The family has always maintained that Stanley was turning away from the police as he was shot. The family hope that the new inquest will be able to hear the fire arms experts prevented from giving evidence at the last inquest, who will show how Stanley was shot in the back of his head. Irene Stanley, Harry’s wife, believes that this is the most important piece of evidence to be highlighted at the inquiry.

Mrs Stanley also opposes the police’s version that her husband had levelled what they believed to be a shotgun at them. “Harry had 18 stitches in his stomach and was so weak he could not even bend down and tie his own shoelaces on the day he was killed”, she said. “There is no way he would have had the strength or mobility to lift the table leg at them.”

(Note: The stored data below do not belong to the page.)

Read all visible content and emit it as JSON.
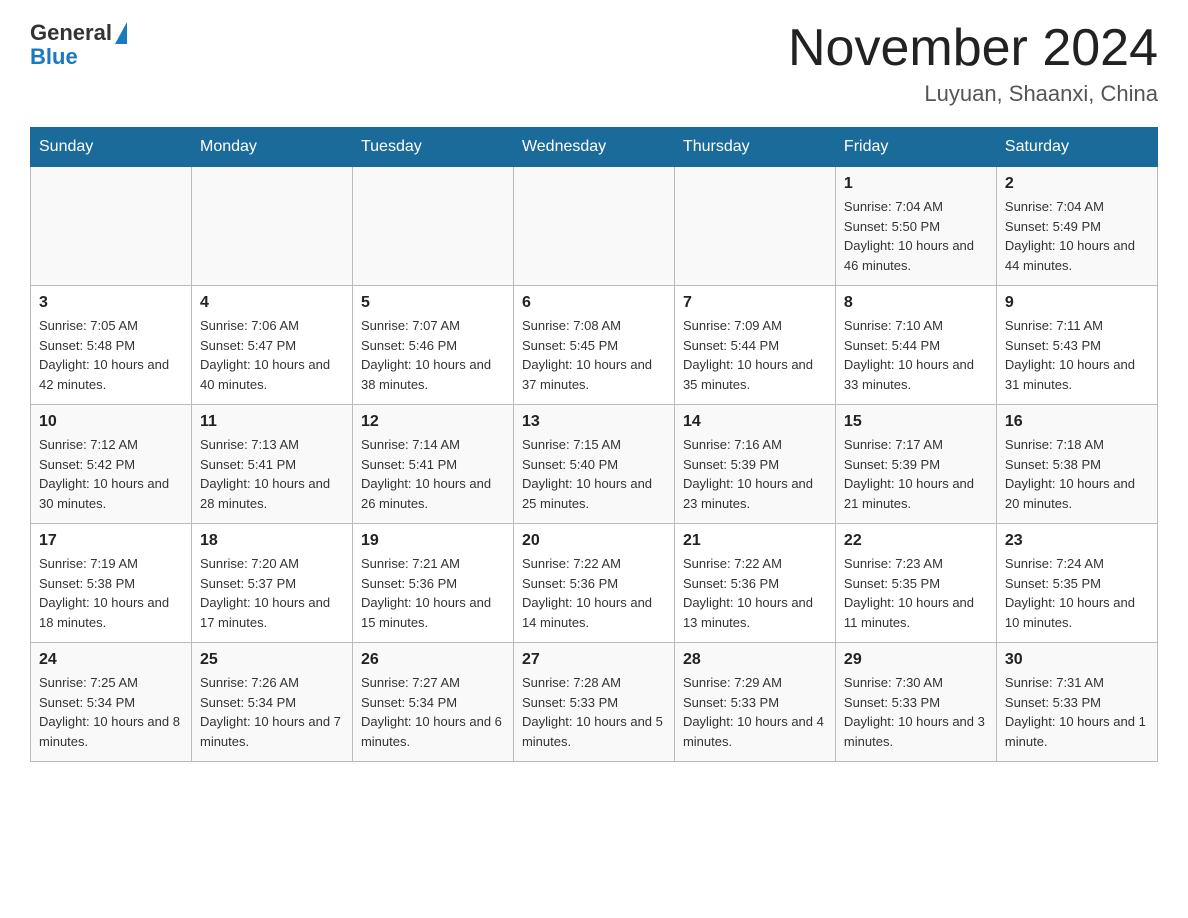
{
  "header": {
    "logo_general": "General",
    "logo_blue": "Blue",
    "month_year": "November 2024",
    "location": "Luyuan, Shaanxi, China"
  },
  "weekdays": [
    "Sunday",
    "Monday",
    "Tuesday",
    "Wednesday",
    "Thursday",
    "Friday",
    "Saturday"
  ],
  "weeks": [
    [
      {
        "day": "",
        "info": ""
      },
      {
        "day": "",
        "info": ""
      },
      {
        "day": "",
        "info": ""
      },
      {
        "day": "",
        "info": ""
      },
      {
        "day": "",
        "info": ""
      },
      {
        "day": "1",
        "info": "Sunrise: 7:04 AM\nSunset: 5:50 PM\nDaylight: 10 hours and 46 minutes."
      },
      {
        "day": "2",
        "info": "Sunrise: 7:04 AM\nSunset: 5:49 PM\nDaylight: 10 hours and 44 minutes."
      }
    ],
    [
      {
        "day": "3",
        "info": "Sunrise: 7:05 AM\nSunset: 5:48 PM\nDaylight: 10 hours and 42 minutes."
      },
      {
        "day": "4",
        "info": "Sunrise: 7:06 AM\nSunset: 5:47 PM\nDaylight: 10 hours and 40 minutes."
      },
      {
        "day": "5",
        "info": "Sunrise: 7:07 AM\nSunset: 5:46 PM\nDaylight: 10 hours and 38 minutes."
      },
      {
        "day": "6",
        "info": "Sunrise: 7:08 AM\nSunset: 5:45 PM\nDaylight: 10 hours and 37 minutes."
      },
      {
        "day": "7",
        "info": "Sunrise: 7:09 AM\nSunset: 5:44 PM\nDaylight: 10 hours and 35 minutes."
      },
      {
        "day": "8",
        "info": "Sunrise: 7:10 AM\nSunset: 5:44 PM\nDaylight: 10 hours and 33 minutes."
      },
      {
        "day": "9",
        "info": "Sunrise: 7:11 AM\nSunset: 5:43 PM\nDaylight: 10 hours and 31 minutes."
      }
    ],
    [
      {
        "day": "10",
        "info": "Sunrise: 7:12 AM\nSunset: 5:42 PM\nDaylight: 10 hours and 30 minutes."
      },
      {
        "day": "11",
        "info": "Sunrise: 7:13 AM\nSunset: 5:41 PM\nDaylight: 10 hours and 28 minutes."
      },
      {
        "day": "12",
        "info": "Sunrise: 7:14 AM\nSunset: 5:41 PM\nDaylight: 10 hours and 26 minutes."
      },
      {
        "day": "13",
        "info": "Sunrise: 7:15 AM\nSunset: 5:40 PM\nDaylight: 10 hours and 25 minutes."
      },
      {
        "day": "14",
        "info": "Sunrise: 7:16 AM\nSunset: 5:39 PM\nDaylight: 10 hours and 23 minutes."
      },
      {
        "day": "15",
        "info": "Sunrise: 7:17 AM\nSunset: 5:39 PM\nDaylight: 10 hours and 21 minutes."
      },
      {
        "day": "16",
        "info": "Sunrise: 7:18 AM\nSunset: 5:38 PM\nDaylight: 10 hours and 20 minutes."
      }
    ],
    [
      {
        "day": "17",
        "info": "Sunrise: 7:19 AM\nSunset: 5:38 PM\nDaylight: 10 hours and 18 minutes."
      },
      {
        "day": "18",
        "info": "Sunrise: 7:20 AM\nSunset: 5:37 PM\nDaylight: 10 hours and 17 minutes."
      },
      {
        "day": "19",
        "info": "Sunrise: 7:21 AM\nSunset: 5:36 PM\nDaylight: 10 hours and 15 minutes."
      },
      {
        "day": "20",
        "info": "Sunrise: 7:22 AM\nSunset: 5:36 PM\nDaylight: 10 hours and 14 minutes."
      },
      {
        "day": "21",
        "info": "Sunrise: 7:22 AM\nSunset: 5:36 PM\nDaylight: 10 hours and 13 minutes."
      },
      {
        "day": "22",
        "info": "Sunrise: 7:23 AM\nSunset: 5:35 PM\nDaylight: 10 hours and 11 minutes."
      },
      {
        "day": "23",
        "info": "Sunrise: 7:24 AM\nSunset: 5:35 PM\nDaylight: 10 hours and 10 minutes."
      }
    ],
    [
      {
        "day": "24",
        "info": "Sunrise: 7:25 AM\nSunset: 5:34 PM\nDaylight: 10 hours and 8 minutes."
      },
      {
        "day": "25",
        "info": "Sunrise: 7:26 AM\nSunset: 5:34 PM\nDaylight: 10 hours and 7 minutes."
      },
      {
        "day": "26",
        "info": "Sunrise: 7:27 AM\nSunset: 5:34 PM\nDaylight: 10 hours and 6 minutes."
      },
      {
        "day": "27",
        "info": "Sunrise: 7:28 AM\nSunset: 5:33 PM\nDaylight: 10 hours and 5 minutes."
      },
      {
        "day": "28",
        "info": "Sunrise: 7:29 AM\nSunset: 5:33 PM\nDaylight: 10 hours and 4 minutes."
      },
      {
        "day": "29",
        "info": "Sunrise: 7:30 AM\nSunset: 5:33 PM\nDaylight: 10 hours and 3 minutes."
      },
      {
        "day": "30",
        "info": "Sunrise: 7:31 AM\nSunset: 5:33 PM\nDaylight: 10 hours and 1 minute."
      }
    ]
  ]
}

Speaking about the new inquest Mrs Stanley was positive about the outcome but spoke bitterly about the justice system. “Over the last five years I have lost faith in the justice system. I stormed out of the last inquest in disgust because it was full of errors,” she said.

“Our family want the officers who shot Harry to be punished. To this day they haven’t even been suspended and have remained in their jobs on full pay”.

“My life and the lives of my three children have been torn apart. Harry was an ordinary, decent man who was recovering from colon cancer when he was killed. I wasn’t prepared for him to die this way. I didn’t even get the chance to say good bye. Sometimes I come home and expect to see him in his favourite chair by the window.”

Speaking about the new inquest, a spokesman for Inquest, which campaigns over deaths in police custody said, “the Stanley family have already had to endure an inquest where the coroner behaved reprehensibly, denying the inquest jury the opportunity to hear from firearms expert and to consider whether Mr. Stanley had been unlawfully killed. We hope that this inquest will reveal the truth about how an unarmed man could be shot dead and hold those responsible properly to account.”

Daniel Machover, solictor for the Stanley family said, “The family has a right to a fair inquest, which explores all the issues throughly and allows the jury a wide role. It is in the public interest for this inquest to help to reduce the likelihood of similar killings in future.”

Figures presented by Inquest on its website (www.inquest.gn.apc.org) show that even in cases where inquests into a fatality involving the police return an unlawful killing verdict, the police officers involved rarely face prosecution.